Adams, the Jets’ sixth-overall selection in 2017, isn’t just a two-time Pro Bowler; he was named First-Team All-Pro last season. And, to continue beating my drum from past posts, Adams isn’t your typical safety. His wide-ranging contributions, from run stuffing to pass rushing to coverage responsibilities, allowed Jets defensive coordinator Gregg Williams to mask a whole lot of deficiencies at other positions. The Jets don’t finish seventh in the NFL in yards allowed last season without Adams, who made game-deciding plays to secure victories over the Giants and Cowboys.

McDougald, Adams’ de facto replacement, will turn 30 in November and is on an expiring contract. He’s an average player at best, ranking 54th among 70 NFL safeties with 500 snaps as graded by last season. He excelled in man coverage but also missed 14 tackles, tied for the fifth-most at his position.

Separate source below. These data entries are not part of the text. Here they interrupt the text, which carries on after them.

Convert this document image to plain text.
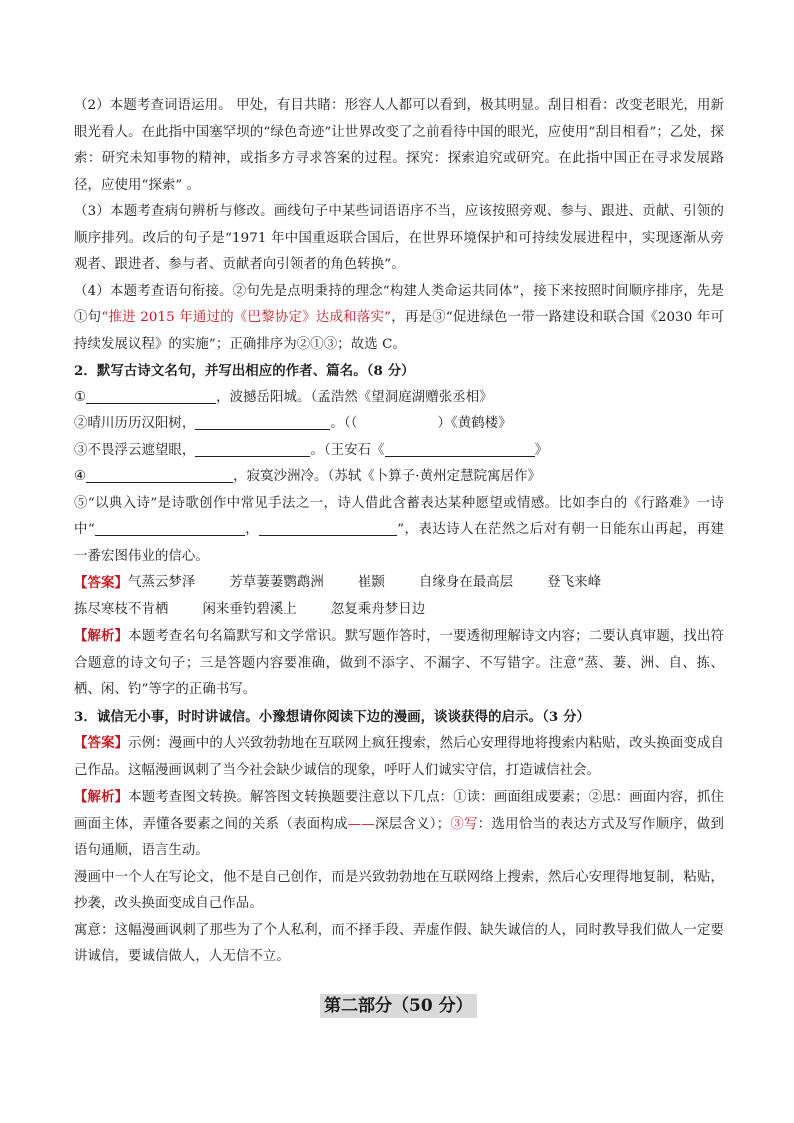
（2）本题考查词语运用。 甲处，有目共睹：形容人人都可以看到，极其明显。刮目相看：改变老眼光，用新眼光看人。在此指中国塞罕坝的“绿色奇迹”让世界改变了之前看待中国的眼光，应使用“刮目相看”；乙处，探索：研究未知事物的精神，或指多方寻求答案的过程。探究：探索追究或研究。在此指中国正在寻求发展路径，应使用“探索” 。

（3）本题考查病句辨析与修改。画线句子中某些词语语序不当，应该按照旁观、参与、跟进、贡献、引领的顺序排列。改后的句子是“1971 年中国重返联合国后，在世界环境保护和可持续发展进程中，实现逐渐从旁观者、跟进者、参与者、贡献者向引领者的角色转换”。

（4）本题考查语句衔接。②句先是点明秉持的理念“构建人类命运共同体”，接下来按照时间顺序排序，先是①句“推进 2015 年通过的《巴黎协定》达成和落实”，再是③“促进绿色一带一路建设和联合国《2030 年可持续发展议程》的实施”；正确排序为②①③；故选 C。

2．默写古诗文名句，并写出相应的作者、篇名。（8 分）

①	，波撼岳阳城。（孟浩然《望洞庭湖赠张丞相》

②晴川历历汉阳树，	。（（	）《黄鹤楼》

③不畏浮云遮望眼，	。（王安石《	》

④	，寂寞沙洲冷。（苏轼《卜算子·黄州定慧院寓居作》

⑤“以典入诗”是诗歌创作中常见手法之一，诗人借此含蓄表达某种愿望或情感。比如李白的《行路难》一诗中“	，	”，表达诗人在茫然之后对有朝一日能东山再起，再建一番宏图伟业的信心。

【答案】 气蒸云梦泽	芳草萋萋鹦鹉洲	崔颢	自缘身在最高层	登飞来峰
拣尽寒枝不肯栖	闲来垂钓碧溪上	忽复乘舟梦日边

【解析】本题考查名句名篇默写和文学常识。默写题作答时，一要透彻理解诗文内容；二要认真审题，找出符合题意的诗文句子；三是答题内容要准确，做到不添字、不漏字、不写错字。注意“蒸、萋、洲、自、拣、栖、闲、钓”等字的正确书写。

3．诚信无小事，时时讲诚信。小豫想请你阅读下边的漫画，谈谈获得的启示。（3 分）

【答案】示例：漫画中的人兴致勃勃地在互联网上疯狂搜索，然后心安理得地将搜索内粘贴，改头换面变成自己作品。这幅漫画讽刺了当今社会缺少诚信的现象，呼吁人们诚实守信，打造诚信社会。

【解析】本题考查图文转换。解答图文转换题要注意以下几点：①读：画面组成要素；②思：画面内容，抓住画面主体，弄懂各要素之间的关系（表面构成——深层含义）；③写：选用恰当的表达方式及写作顺序，做到语句通顺，语言生动。

漫画中一个人在写论文，他不是自己创作，而是兴致勃勃地在互联网络上搜索，然后心安理得地复制，粘贴，抄袭，改头换面变成自己作品。

寓意：这幅漫画讽刺了那些为了个人私利，而不择手段、弄虚作假、缺失诚信的人，同时教导我们做人一定要讲诚信，要诚信做人，人无信不立。

第二部分（50 分）
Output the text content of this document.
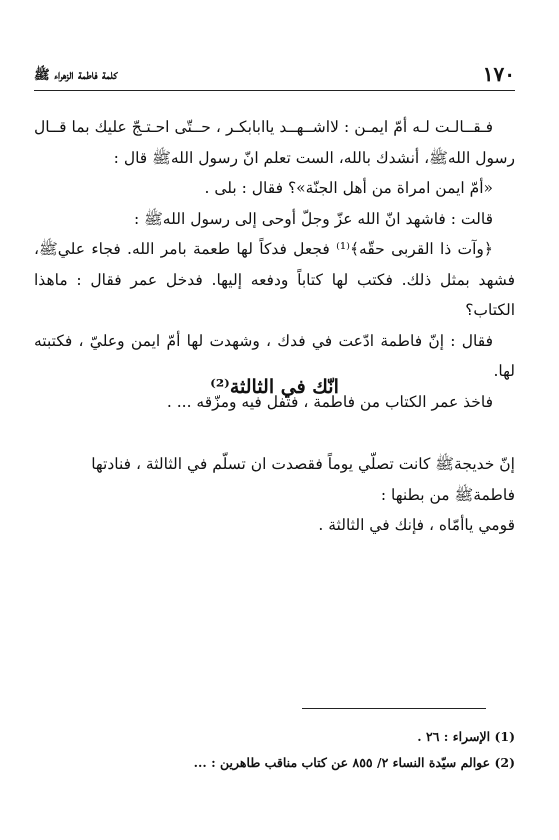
١٧٠
كلمة فاطمة الزهراء ﷺ

فـقــالـت لـه أمّ ايمـن : لااشــهــد ياابابكـر ، حــتّى احـتـجّ عليك بما قــال رسول اللهﷺ، أنشدك بالله، الست تعلم انّ رسول اللهﷺ قال :

«أمّ ايمن امراة من أهل الجنّة»؟ فقال : بلى .

قالت : فاشهد انّ الله عزّ وجلّ أوحى إلى رسول اللهﷺ :

﴿وآت ذا القربى حقّه﴾⁽¹⁾ فجعل فدكاً لها طعمة بامر الله. فجاء عليﷺ، فشهد بمثل ذلك. فكتب لها كتاباً ودفعه إليها. فدخل عمر فقال : ماهذا الكتاب؟

فقال : إنّ فاطمة ادّعت في فدك ، وشهدت لها أمّ ايمن وعليّ ، فكتبته لها.

فاخذ عمر الكتاب من فاطمة ، فتفل فيه ومزّقه ... .

انّك في الثالثة⁽²⁾

إنّ خديجةﷺ كانت تصلّي يوماً فقصدت ان تسلّم في الثالثة ، فنادتها

فاطمةﷺ من بطنها :

قومي ياأمّاه ، فإنك في الثالثة .

(1) الإسراء : ٢٦ .

(2) عوالم سيّدة النساء ٢/ ٨٥٥ عن كتاب مناقب طاهرين : ...
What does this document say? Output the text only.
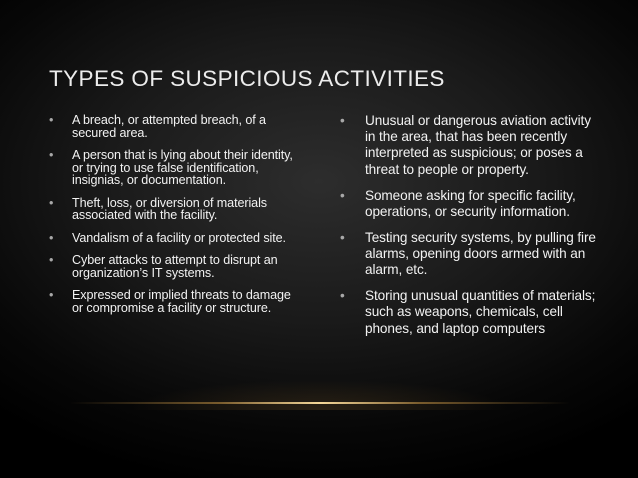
TYPES OF SUSPICIOUS ACTIVITIES
• A breach, or attempted breach, of a secured area.
• A person that is lying about their identity, or trying to use false identification, insignias, or documentation.
• Theft, loss, or diversion of materials associated with the facility.
• Vandalism of a facility or protected site.
• Cyber attacks to attempt to disrupt an organization’s IT systems.
• Expressed or implied threats to damage or compromise a facility or structure.
• Unusual or dangerous aviation activity in the area, that has been recently interpreted as suspicious; or poses a threat to people or property.
• Someone asking for specific facility, operations, or security information.
• Testing security systems, by pulling fire alarms, opening doors armed with an alarm, etc.
• Storing unusual quantities of materials; such as weapons, chemicals, cell phones, and laptop computers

Everyone will point to Adams’ nastiness as the proximate cause of his exit, but it didn’t have to be this way. The Daily News article laid out how the Jets bungled this from the day last season ended. While the Jets were certainly under no obligation to extend Adams while he was still under contract for another two seasons, they seemed to indicate that it was their intention, only to renege. 

For those taking the Jets’ side that expending the $18-$20 million per year that Adams likely would have seeked (had talks gotten that far) wasn’t sound salary cap management, tell me this: Who do they need to pay in the next three years?

Typically, a well-run franchise uses cap space to extend their core built through draft picks. Now let’s look at the Jets: With Adams gone, all of Gang Green’s first-round picks from 2012-2017 were either traded or cut by the end of their rookie contracts. Quarterback Sam Darnold (2018) and defensive lineman Quinnen Williams (2019) have work to do before they can walk into Douglas’ office and command big-money deals. If safety Marcus Maye is dealt or walks away after the season in free agency, the Jets will also be 0-for-13 years on extending second-round picks going back to linebacker David Harris.  

Again, who are they paying? The way I see it, the money that didn’t go to Adams will remain in the Johnson brothers’ engorged wallets. That should disgust every Jets fan, not just Adams, who will surely be fired up when New York visits Seattle on December 13?

I get the allure that comes with the draft picks in this trade. They are clearly assets. That is, until the picks are made. Since Douglas has no draft record of his own, I have reasons to be skeptical that he will get it right when so many before him have failed.

In other words: Tis better to have an All-Pro in the hand than two late-round first-rounders in the bush.